In 2018, Ma held his third Chinese Poetry and Ink Painting Exhibition ‘Glimpse of the Bygone: Ma Sing Yuen's Chinese Poetry and Ink Painting Exhibition’ at the Tsimshatsui Book Centre of the Commercial Press in Hong Kong, which drew inspiration from Fun with Classical Chinese, which he had jointly produced with Fong She-mei. He was also invited abroad to have a solo exhibition in September at the Nan Tien Temple Fo Guang Yuan Art Gallery in Sydney.

Furthermore, in 2018, Ma and Fong hosted “Rainbow Palette”, a 13-episode programme of the RTHK. Later, they were interviewed by online media “Singjai”.

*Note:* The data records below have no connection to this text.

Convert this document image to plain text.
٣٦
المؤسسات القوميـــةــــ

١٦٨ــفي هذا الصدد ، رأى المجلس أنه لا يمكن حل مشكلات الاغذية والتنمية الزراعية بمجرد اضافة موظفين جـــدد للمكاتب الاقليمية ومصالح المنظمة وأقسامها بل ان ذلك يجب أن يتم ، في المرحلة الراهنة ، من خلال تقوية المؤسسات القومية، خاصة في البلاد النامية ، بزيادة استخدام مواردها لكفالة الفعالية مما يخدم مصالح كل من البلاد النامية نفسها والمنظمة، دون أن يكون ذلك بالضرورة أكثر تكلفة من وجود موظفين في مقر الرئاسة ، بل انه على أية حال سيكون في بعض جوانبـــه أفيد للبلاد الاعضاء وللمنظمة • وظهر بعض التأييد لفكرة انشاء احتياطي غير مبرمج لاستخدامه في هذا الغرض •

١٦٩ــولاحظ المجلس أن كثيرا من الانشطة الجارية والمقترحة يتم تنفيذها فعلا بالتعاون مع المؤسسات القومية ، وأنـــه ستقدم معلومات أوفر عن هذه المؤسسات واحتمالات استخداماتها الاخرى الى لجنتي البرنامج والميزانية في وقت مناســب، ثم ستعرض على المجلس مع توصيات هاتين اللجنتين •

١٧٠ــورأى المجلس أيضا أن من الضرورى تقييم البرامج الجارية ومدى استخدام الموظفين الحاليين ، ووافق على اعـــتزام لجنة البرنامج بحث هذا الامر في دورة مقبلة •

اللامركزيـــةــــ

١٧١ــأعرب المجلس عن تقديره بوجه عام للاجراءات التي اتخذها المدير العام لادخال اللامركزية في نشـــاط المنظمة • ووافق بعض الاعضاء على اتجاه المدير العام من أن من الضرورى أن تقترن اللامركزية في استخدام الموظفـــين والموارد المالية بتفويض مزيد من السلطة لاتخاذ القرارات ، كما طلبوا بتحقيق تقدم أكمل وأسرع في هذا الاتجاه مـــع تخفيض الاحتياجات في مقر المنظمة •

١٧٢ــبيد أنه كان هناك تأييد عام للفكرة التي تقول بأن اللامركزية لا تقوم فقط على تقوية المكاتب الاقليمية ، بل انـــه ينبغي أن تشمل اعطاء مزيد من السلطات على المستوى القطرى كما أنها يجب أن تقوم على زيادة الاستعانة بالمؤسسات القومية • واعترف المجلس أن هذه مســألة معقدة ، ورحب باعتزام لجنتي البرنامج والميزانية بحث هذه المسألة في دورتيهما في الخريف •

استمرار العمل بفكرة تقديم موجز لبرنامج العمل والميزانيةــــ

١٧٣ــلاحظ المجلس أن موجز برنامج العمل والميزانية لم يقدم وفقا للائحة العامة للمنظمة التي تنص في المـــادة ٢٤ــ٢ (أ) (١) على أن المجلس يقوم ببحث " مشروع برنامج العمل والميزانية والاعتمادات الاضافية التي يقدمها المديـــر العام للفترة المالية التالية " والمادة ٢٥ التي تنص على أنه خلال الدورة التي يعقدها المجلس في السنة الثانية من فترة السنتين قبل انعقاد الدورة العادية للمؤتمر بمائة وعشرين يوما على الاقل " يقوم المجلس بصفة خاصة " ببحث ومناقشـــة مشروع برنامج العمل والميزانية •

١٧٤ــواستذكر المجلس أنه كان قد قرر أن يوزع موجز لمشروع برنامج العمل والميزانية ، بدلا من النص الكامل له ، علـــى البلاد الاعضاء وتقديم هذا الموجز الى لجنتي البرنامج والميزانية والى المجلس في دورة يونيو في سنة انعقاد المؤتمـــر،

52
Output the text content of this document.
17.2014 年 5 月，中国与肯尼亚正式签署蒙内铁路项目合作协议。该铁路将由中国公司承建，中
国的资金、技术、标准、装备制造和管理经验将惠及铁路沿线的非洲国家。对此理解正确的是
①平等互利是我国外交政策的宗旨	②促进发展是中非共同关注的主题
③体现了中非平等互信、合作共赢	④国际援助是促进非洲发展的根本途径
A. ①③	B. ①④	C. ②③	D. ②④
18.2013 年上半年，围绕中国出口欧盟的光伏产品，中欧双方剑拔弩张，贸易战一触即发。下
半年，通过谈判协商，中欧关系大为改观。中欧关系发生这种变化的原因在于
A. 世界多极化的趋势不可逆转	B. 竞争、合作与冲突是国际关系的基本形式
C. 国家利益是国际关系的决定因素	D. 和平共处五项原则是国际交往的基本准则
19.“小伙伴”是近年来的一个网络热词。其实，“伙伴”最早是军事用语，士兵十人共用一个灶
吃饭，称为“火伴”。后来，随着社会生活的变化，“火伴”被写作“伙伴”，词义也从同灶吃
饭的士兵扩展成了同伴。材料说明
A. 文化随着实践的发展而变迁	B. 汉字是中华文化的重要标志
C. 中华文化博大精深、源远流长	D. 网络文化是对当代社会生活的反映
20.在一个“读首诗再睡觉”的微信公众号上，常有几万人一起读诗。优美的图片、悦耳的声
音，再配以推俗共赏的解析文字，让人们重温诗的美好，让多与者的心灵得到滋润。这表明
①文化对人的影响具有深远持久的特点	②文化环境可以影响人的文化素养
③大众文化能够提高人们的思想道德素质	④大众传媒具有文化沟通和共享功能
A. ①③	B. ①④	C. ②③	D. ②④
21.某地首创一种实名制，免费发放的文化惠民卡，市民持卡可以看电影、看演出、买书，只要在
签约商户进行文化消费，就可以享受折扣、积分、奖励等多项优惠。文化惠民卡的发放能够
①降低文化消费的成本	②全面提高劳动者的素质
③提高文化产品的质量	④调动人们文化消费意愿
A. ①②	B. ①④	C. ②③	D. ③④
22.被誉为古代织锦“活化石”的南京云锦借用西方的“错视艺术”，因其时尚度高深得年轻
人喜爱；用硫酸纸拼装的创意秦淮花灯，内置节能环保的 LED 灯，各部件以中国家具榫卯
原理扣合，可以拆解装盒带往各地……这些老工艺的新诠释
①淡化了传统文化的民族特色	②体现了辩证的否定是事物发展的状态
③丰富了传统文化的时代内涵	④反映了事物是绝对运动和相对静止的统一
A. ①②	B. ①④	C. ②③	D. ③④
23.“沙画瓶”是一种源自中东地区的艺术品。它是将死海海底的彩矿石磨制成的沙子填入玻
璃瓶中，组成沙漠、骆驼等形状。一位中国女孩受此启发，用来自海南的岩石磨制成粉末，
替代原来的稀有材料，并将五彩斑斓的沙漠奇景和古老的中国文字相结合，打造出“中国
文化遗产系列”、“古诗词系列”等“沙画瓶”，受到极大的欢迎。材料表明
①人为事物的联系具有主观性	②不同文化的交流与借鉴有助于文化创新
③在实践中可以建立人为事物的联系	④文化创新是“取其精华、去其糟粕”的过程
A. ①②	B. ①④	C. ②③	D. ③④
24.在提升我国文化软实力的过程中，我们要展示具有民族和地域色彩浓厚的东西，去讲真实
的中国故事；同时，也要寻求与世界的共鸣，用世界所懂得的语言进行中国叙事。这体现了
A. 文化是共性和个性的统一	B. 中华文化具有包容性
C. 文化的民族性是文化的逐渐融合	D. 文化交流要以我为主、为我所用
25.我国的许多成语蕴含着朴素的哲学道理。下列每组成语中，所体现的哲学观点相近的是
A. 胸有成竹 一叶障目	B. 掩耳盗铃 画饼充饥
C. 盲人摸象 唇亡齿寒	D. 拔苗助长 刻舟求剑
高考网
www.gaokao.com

Since 2019, Ma has been serving as an arts instructor for the “Promotion of Chinese” programme and the “Cartoon Story Writing and Creative Writing Workshop” of the Standing Committee on Language Education and Research (SCOLAR) of Hong Kong.

In 2024, Ma co-hosted the “In Memory of the 105th Anniversary of Master Hongyi’s Ordination: The Li Lijuan-Ma Singyuen Ink Painting and Calligraphy Joint Exhibition” with Li Lijuan. In the same year, he also held the "Happy Ink Paintings: Ma Singyuen Ink Painting Exhibition" at Hong Kong City Hall.

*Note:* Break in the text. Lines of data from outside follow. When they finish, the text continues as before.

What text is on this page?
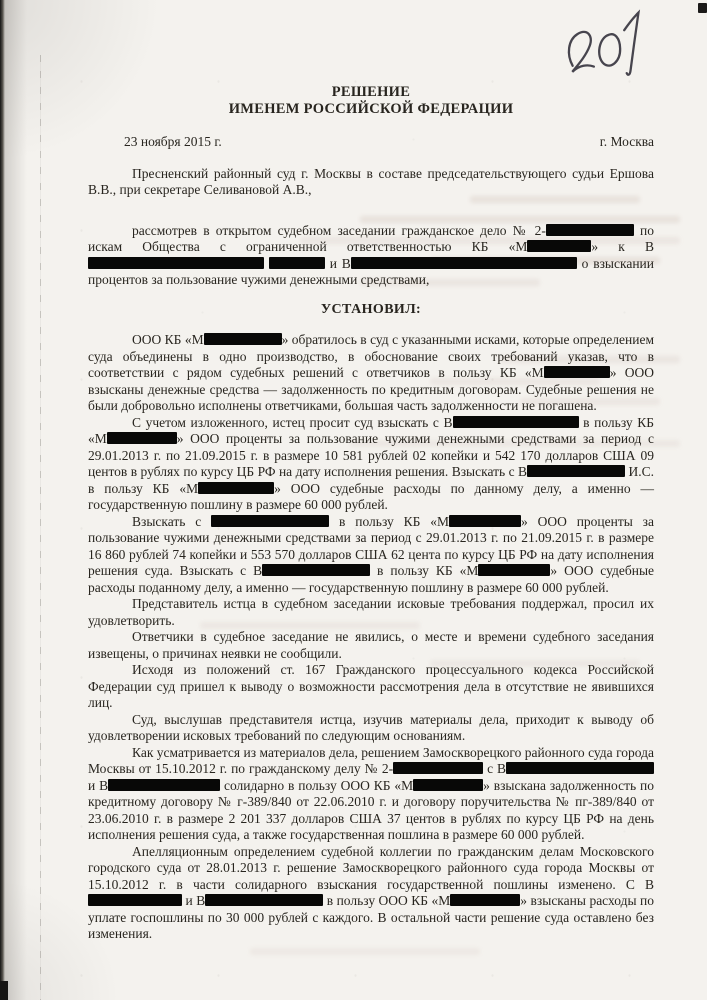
РЕШЕНИЕ
ИМЕНЕМ РОССИЙСКОЙ ФЕДЕРАЦИИ
23 ноября 2015 г.	г. Москва

Пресненский районный суд г. Москвы в составе председательствующего судьи Ершова В.В., при секретаре Селивановой А.В.,

рассмотрев в открытом судебном заседании гражданское дело № 2-	по искам Общества с ограниченной ответственностью КБ «М	» к В  и В	о взыскании процентов за пользование чужими денежными средствами,

УСТАНОВИЛ:

ООО КБ «М	» обратилось в суд с указанными исками, которые определением суда объединены в одно производство, в обоснование своих требований указав, что в соответствии с рядом судебных решений с ответчиков в пользу КБ «М	» ООО взысканы денежные средства — задолженность по кредитным договорам. Судебные решения не были добровольно исполнены ответчиками, большая часть задолженности не погашена.

С учетом изложенного, истец просит суд взыскать с В	в пользу КБ «М	» ООО проценты за пользование чужими денежными средствами за период с 29.01.2013 г. по 21.09.2015 г. в размере 10 581 рублей 02 копейки и 542 170 долларов США 09 центов в рублях по курсу ЦБ РФ на дату исполнения решения. Взыскать с В	И.С. в пользу КБ «М	» ООО судебные расходы по данному делу, а именно — государственную пошлину в размере 60 000 рублей.

Взыскать с	в пользу КБ «М	» ООО проценты за пользование чужими денежными средствами за период с 29.01.2013 г. по 21.09.2015 г. в размере 16 860 рублей 74 копейки и 553 570 долларов США 62 цента по курсу ЦБ РФ на дату исполнения решения суда. Взыскать с В	в пользу КБ «М	» ООО судебные расходы поданному делу, а именно — государственную пошлину в размере 60 000 рублей.

Представитель истца в судебном заседании исковые требования поддержал, просил их удовлетворить.

Ответчики в судебное заседание не явились, о месте и времени судебного заседания извещены, о причинах неявки не сообщили.

Исходя из положений ст. 167 Гражданского процессуального кодекса Российской Федерации суд пришел к выводу о возможности рассмотрения дела в отсутствие не явившихся лиц.

Суд, выслушав представителя истца, изучив материалы дела, приходит к выводу об удовлетворении исковых требований по следующим основаниям.

Как усматривается из материалов дела, решением Замоскворецкого районного суда города Москвы от 15.10.2012 г. по гражданскому делу № 2-	с В и В	солидарно в пользу ООО КБ «М	» взыскана задолженность по кредитному договору № г-389/840 от 22.06.2010 г. и договору поручительства № пг-389/840 от 23.06.2010 г. в размере 2 201 337 долларов США 37 центов в рублях по курсу ЦБ РФ на день исполнения решения суда, а также государственная пошлина в размере 60 000 рублей.

Апелляционным определением судебной коллегии по гражданским делам Московского городского суда от 28.01.2013 г. решение Замоскворецкого районного суда города Москвы от 15.10.2012 г. в части солидарного взыскания государственной пошлины изменено. С В и В	в пользу ООО КБ «М	» взысканы расходы по уплате госпошлины по 30 000 рублей с каждого. В остальной части решение суда оставлено без изменения.
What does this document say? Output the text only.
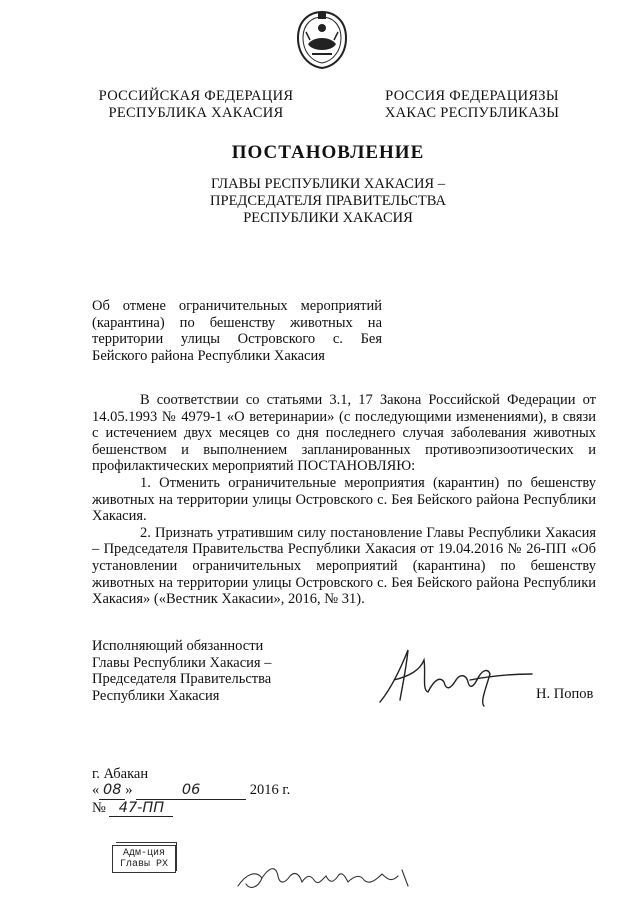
РОССИЙСКАЯ ФЕДЕРАЦИЯ
РЕСПУБЛИКА ХАКАСИЯ
РОССИЯ ФЕДЕРАЦИЯЗЫ
ХАКАС РЕСПУБЛИКАЗЫ
ПОСТАНОВЛЕНИЕ
ГЛАВЫ РЕСПУБЛИКИ ХАКАСИЯ –
ПРЕДСЕДАТЕЛЯ ПРАВИТЕЛЬСТВА
РЕСПУБЛИКИ ХАКАСИЯ
Об отмене ограничительных мероприятий (карантина) по бешенству животных на территории улицы Островского с. Бея Бейского района Республики Хакасия

В соответствии со статьями 3.1, 17 Закона Российской Федерации от 14.05.1993 № 4979-1 «О ветеринарии» (с последующими изменениями), в связи с истечением двух месяцев со дня последнего случая заболевания животных бешенством и выполнением запланированных противоэпизоотических и профилактических мероприятий ПОСТАНОВЛЯЮ:

1. Отменить ограничительные мероприятия (карантин) по бешенству животных на территории улицы Островского с. Бея Бейского района Республики Хакасия.

2. Признать утратившим силу постановление Главы Республики Хакасия – Председателя Правительства Республики Хакасия от 19.04.2016 № 26-ПП «Об установлении ограничительных мероприятий (карантина) по бешенству животных на территории улицы Островского с. Бея Бейского района Республики Хакасия» («Вестник Хакасии», 2016, № 31).

Исполняющий обязанности
Главы Республики Хакасия –
Председателя Правительства
Республики Хакасия	Н. Попов
г. Абакан
« 08 »	06	2016 г.
№ 47-ПП
Адм-ция
Главы РХ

 In March 2025, their renowned "Peach Blossom Spring" series won the Gold Award at the Japan NPO International Calligraphy and Painting Exchange Exhibition, and in May of the same year, they were invited to exhibit at the Pinghu Museum .

In July of the same year, they participated in a calligraphy and painting art fair organized by Daye Art Bookstore in Central, showcasing a series of ink comic square paintings, observing the world with a smile through these works .

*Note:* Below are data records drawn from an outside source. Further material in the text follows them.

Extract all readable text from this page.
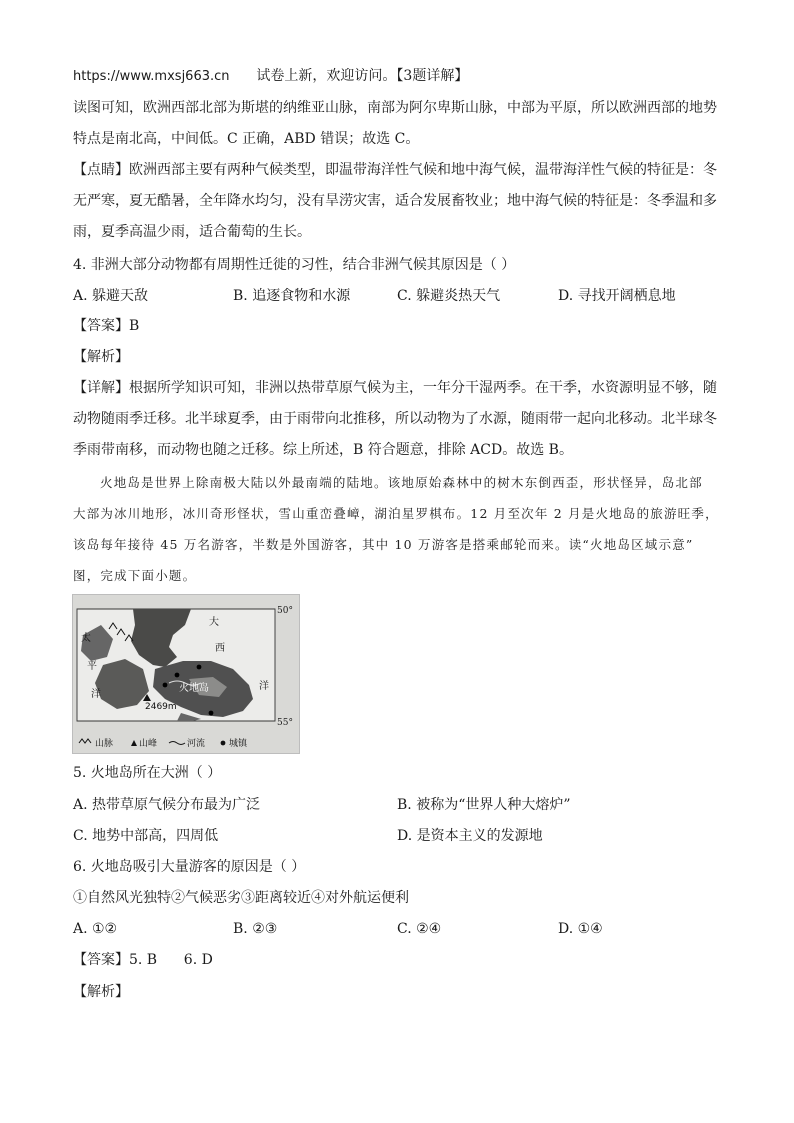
https://www.mxsj663.cn 试卷上新，欢迎访问。【3题详解】
读图可知，欧洲西部北部为斯堪的纳维亚山脉，南部为阿尔卑斯山脉，中部为平原，所以欧洲西部的地势
特点是南北高，中间低。C 正确，ABD 错误；故选 C。
【点睛】欧洲西部主要有两种气候类型，即温带海洋性气候和地中海气候，温带海洋性气候的特征是：冬
无严寒，夏无酷暑，全年降水均匀，没有旱涝灾害，适合发展畜牧业；地中海气候的特征是：冬季温和多
雨，夏季高温少雨，适合葡萄的生长。
4. 非洲大部分动物都有周期性迁徙的习性，结合非洲气候其原因是（ ）
A. 躲避天敌	B. 追逐食物和水源	C. 躲避炎热天气	D. 寻找开阔栖息地
【答案】B
【解析】
【详解】根据所学知识可知，非洲以热带草原气候为主，一年分干湿两季。在干季，水资源明显不够，随
动物随雨季迁移。北半球夏季，由于雨带向北推移，所以动物为了水源，随雨带一起向北移动。北半球冬
季雨带南移，而动物也随之迁移。综上所述，B 符合题意，排除 ACD。故选 B。
火地岛是世界上除南极大陆以外最南端的陆地。该地原始森林中的树木东倒西歪，形状怪异，岛北部
大部为冰川地形，冰川奇形怪状，雪山重峦叠嶂，湖泊星罗棋布。12 月至次年 2 月是火地岛的旅游旺季，
该岛每年接待 45 万名游客，半数是外国游客，其中 10 万游客是搭乘邮轮而来。读“火地岛区域示意”
图，完成下面小题。
50°
55°
2469m
火地岛
太
平
洋
大
西
洋
山脉	山峰	河流	城镇
5. 火地岛所在大洲（ ）
A. 热带草原气候分布最为广泛	B. 被称为“世界人种大熔炉”
C. 地势中部高，四周低	D. 是资本主义的发源地
6. 火地岛吸引大量游客的原因是（ ）
①自然风光独特②气候恶劣③距离较近④对外航运便利
A. ①②	B. ②③	C. ②④	D. ①④
【答案】5. B      6. D
【解析】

In March 2026, they held an ink painting exhibition titled "Peach Blossoms Bloom in the Spring Breeze" at the Yilu Art Gallery in Guangzhou Cultural Park

==Works==
===White Cat Black Cat Series===
- Digital Journey to the West （數碼西遊）(Volumes 1 to 70)
- The Adventures of Chinese History（中國歷史大冒險） (Volumes 1 to 13)
- Funny Comic Strips （六格爆笑彈）(Volumes 1 to 92)
- White Cat Black Cat Monthly （白貓黑貓漫畫月刊）(Volumes 1 to 248)

===Ink Paintings===
- A Hill is Nothing But A Hill （見山只是山） 96 cm×177 cm
- Hanshan Contemplates Shide （寒山問拾得） 39 cm×39 cm
- The Carrot of Zhenzhou （鎮州蘿蔔） 39 cm×39 cm
- Bodhidharma Across the River （達摩渡江） 143 cm×25 cm
- The Eighteen Ahrats （十八羅漢） 30 cm×30 cm

==Others==

He has argued that libraries should pay royalties to Hong Kong authors.